You will likely be doing internal medicine/hospitalist medicine. Sometimes, you may be on an inpatient specialty. For example, at my program my rotation was inpatient cardiology. That being said, even if you are not doing any specialty, ask you preceptor if you can spend a day with an area of the hospital or consulting team that you would like to learn more about. For example, common ones are nephrology, cardiology, neurology, infection/immunology, or critical care/pulmonology. I myself got to spend time with immunology, critical care, and in the cath lab, in addition to my assigned specialty.

4. Complexity

Usually the patient panel you will be seeing on an inpatient rotation will be on the more complex side.

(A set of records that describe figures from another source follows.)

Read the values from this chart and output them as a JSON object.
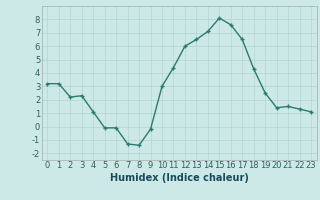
{
  "x": [
    0,
    1,
    2,
    3,
    4,
    5,
    6,
    7,
    8,
    9,
    10,
    11,
    12,
    13,
    14,
    15,
    16,
    17,
    18,
    19,
    20,
    21,
    22,
    23
  ],
  "y": [
    3.2,
    3.2,
    2.2,
    2.3,
    1.1,
    -0.1,
    -0.1,
    -1.3,
    -1.4,
    -0.2,
    3.0,
    4.4,
    6.0,
    6.5,
    7.1,
    8.1,
    7.6,
    6.5,
    4.3,
    2.5,
    1.4,
    1.5,
    1.3,
    1.1
  ],
  "line_color": "#2d7a6e",
  "marker": "+",
  "marker_color": "#2d7a6e",
  "background_color": "#cce9e7",
  "grid_color": "#b0d5d2",
  "xlabel": "Humidex (Indice chaleur)",
  "ylim": [
    -2.5,
    9.0
  ],
  "xlim": [
    -0.5,
    23.5
  ],
  "yticks": [
    -2,
    -1,
    0,
    1,
    2,
    3,
    4,
    5,
    6,
    7,
    8
  ],
  "xticks": [
    0,
    1,
    2,
    3,
    4,
    5,
    6,
    7,
    8,
    9,
    10,
    11,
    12,
    13,
    14,
    15,
    16,
    17,
    18,
    19,
    20,
    21,
    22,
    23
  ],
  "xlabel_fontsize": 7,
  "tick_fontsize": 6,
  "line_width": 1.0,
  "marker_size": 3.5
}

If a patient is at the point where they are being admitted, they likely are pretty sick. This rotation will likely be the first time you are managing patients with kidney failure and heart failure and COPD and anemia and an electrolyte imbalance and an infection somewhere. Yeah. It can certainly feel like you are in over your head at first, but you will get the hang of it. Try to handle each issue methodically, seek consultation when needed, and ask your preceptor for tips.

5. Down time

Although not guaranteed, it is possible that this rotation has more down time than most of your others. This is because after you are done seeing your panel of patients, you essentially wait around to see if any new admits/new consults come in. So if it’s a slower day, you may have some down time. This time is used to finish up your notes, etc. You can also use this time (once completed with your notes and rotation related responsibilities) to study or log your patients.